Deference to Authority
We are hard-wired to yield to the most senior person in the environment. We look for their lead on how we should view and respond to a given situation. People senior to us have control over things that impact us either positively or negatively so we are careful to remain on their good side. Furthermore we often believe that it is the role of someone in a position of authority to take responsibility.
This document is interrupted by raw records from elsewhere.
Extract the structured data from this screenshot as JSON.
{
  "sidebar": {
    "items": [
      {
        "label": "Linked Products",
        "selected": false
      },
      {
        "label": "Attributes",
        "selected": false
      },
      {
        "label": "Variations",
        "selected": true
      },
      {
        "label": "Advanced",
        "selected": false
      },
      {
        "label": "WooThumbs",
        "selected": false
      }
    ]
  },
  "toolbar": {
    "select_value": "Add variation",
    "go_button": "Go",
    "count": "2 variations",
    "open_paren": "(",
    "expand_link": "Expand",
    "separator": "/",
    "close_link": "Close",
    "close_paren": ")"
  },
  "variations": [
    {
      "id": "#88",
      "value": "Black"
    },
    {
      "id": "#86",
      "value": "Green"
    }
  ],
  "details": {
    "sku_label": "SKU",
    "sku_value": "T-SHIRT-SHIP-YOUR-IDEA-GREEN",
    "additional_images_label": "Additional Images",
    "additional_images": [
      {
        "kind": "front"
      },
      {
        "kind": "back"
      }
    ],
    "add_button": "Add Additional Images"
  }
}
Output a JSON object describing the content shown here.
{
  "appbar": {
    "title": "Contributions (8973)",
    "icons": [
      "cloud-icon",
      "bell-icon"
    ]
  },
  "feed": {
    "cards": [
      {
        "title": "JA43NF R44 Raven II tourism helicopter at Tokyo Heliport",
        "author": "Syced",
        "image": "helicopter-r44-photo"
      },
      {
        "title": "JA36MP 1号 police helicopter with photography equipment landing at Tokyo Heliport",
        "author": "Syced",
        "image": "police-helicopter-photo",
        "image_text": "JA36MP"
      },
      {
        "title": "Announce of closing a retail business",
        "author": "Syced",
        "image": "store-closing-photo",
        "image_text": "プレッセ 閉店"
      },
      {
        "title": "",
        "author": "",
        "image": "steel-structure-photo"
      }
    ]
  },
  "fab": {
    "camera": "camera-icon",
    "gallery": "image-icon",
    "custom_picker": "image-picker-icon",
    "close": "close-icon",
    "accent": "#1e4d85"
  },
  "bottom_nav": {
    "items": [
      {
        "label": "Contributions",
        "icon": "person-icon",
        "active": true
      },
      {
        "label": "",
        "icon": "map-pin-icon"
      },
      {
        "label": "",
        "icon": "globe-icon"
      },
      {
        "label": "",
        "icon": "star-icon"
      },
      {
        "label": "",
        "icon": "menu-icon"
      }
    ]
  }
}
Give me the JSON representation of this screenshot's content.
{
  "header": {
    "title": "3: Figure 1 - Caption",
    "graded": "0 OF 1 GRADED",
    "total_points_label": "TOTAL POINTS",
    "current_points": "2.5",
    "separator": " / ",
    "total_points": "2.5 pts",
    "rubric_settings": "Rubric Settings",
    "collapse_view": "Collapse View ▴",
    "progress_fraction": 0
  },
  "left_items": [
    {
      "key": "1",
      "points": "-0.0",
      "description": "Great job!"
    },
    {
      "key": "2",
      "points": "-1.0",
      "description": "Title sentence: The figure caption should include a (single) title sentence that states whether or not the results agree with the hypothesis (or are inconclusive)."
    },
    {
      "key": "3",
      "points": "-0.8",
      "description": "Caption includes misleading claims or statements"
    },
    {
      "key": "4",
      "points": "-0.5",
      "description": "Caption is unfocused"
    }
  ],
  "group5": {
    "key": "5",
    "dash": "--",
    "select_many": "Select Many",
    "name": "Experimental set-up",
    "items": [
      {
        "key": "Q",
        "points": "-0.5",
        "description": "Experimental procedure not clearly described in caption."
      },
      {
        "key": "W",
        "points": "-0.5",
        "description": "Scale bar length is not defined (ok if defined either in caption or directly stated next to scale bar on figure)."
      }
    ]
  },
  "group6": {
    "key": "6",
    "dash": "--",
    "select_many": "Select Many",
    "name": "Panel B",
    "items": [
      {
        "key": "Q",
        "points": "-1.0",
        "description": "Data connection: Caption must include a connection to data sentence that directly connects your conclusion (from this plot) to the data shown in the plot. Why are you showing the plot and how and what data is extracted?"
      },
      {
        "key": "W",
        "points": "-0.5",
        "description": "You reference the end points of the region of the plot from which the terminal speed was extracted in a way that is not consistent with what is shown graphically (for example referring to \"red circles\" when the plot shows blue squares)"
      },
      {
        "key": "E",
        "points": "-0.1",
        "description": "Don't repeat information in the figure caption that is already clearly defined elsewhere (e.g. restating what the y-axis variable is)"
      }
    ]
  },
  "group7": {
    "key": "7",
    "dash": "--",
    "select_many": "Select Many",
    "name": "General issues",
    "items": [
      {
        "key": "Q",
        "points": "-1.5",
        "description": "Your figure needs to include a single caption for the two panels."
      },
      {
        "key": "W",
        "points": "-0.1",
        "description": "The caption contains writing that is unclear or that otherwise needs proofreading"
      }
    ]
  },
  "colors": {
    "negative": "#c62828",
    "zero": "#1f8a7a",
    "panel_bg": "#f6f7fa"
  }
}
Most of us can recognise bad or inappropriate behaviour. The challenge is not in being able to recognise the behaviour but in what to do next. As mentioned previously there are good reasons that human beings are wired to want to fit and belong to a group. Historically belonging to a group was better because it greatly increased our chances of survival. The same psychology that applied back then is still relevant today. To a large degree we do not want to stand out or stand up to the group and risk being placed on the outer. When bad behaviour happens in a group we look to the reaction of others to guide us as to how we should respond. If we believe that others are okay with the behaviour because of their inaction, we conclude that we are better to say and do nothing. The key factor to note is that most people witnessing the incident are thinking the same thing, that “this is not okay”, but believing that everyone else sees it as okay. The reality is that it just takes one person to speak up so that others will jump on board and address the situation. Even if you feel like the odd person out, don’t stifle your concerns. Simply express them respectfully. Research shows that this small dissent can provide powerful permission to the silent concerns of others.
Challenging Poor Behaviour
While each of us has an ethical responsibility to ensure a safe working environment for ourselves and others, we also have a legal responsibility. Under the law each of us as employees is subject to Accessory Liability, which means that we are accountable for our indirect actions or inactions. Claiming we were not the perpetrator and did not approve of another person’s actions is no defence under the eyes of the law. In the same way that the law expects us to stop someone who is about to use a piece of machinery without the correct personal protective equipment, so the law expects us to address inappropriate workplace behaviour between individuals.
Unless safety is at stake address the issue with the person in private. Even if you think the person deserves it, you don’t gain anything by reprimanding them in public. People have a strong need to ‘save face’ and will tend to become defensive if they are challenged in front of their peers.
The research shows that most people who behave badly towards others do not see themselves as bullies, so come from a place of assuming innocence. Start from a position of “I just want to bring this up and I know you probably didn’t mean to offend…but…” Not many of us can handle someone accusing us of intentionally being a bully. Another pointer here is that you can come from a position of looking out for them i.e. “I’m talking to you about this because I don’t want you to get into trouble”.
Earlier we talked about the power of social norms and as human beings our desire to be part of the group. You can leverage this power by making the perpetrator aware that it is not just you who thinks this way and that others also believe the behaviour is inappropriate.
Depending on the severity of the behaviour you may want to fire a shot across the bow by letting the person know that you won’t be taking it any further this time, but that if the behaviour happens again you will be left with no choice but to report the behaviour formally. If you get resistance to this idea that you will have to report a future incident you can mention that the person is putting all of your jobs at risk – meaning that all can be held accountable if you knew about the behaviour but did nothing. Most people don’t see themselves as having the right to negatively affect another person’s livelihood.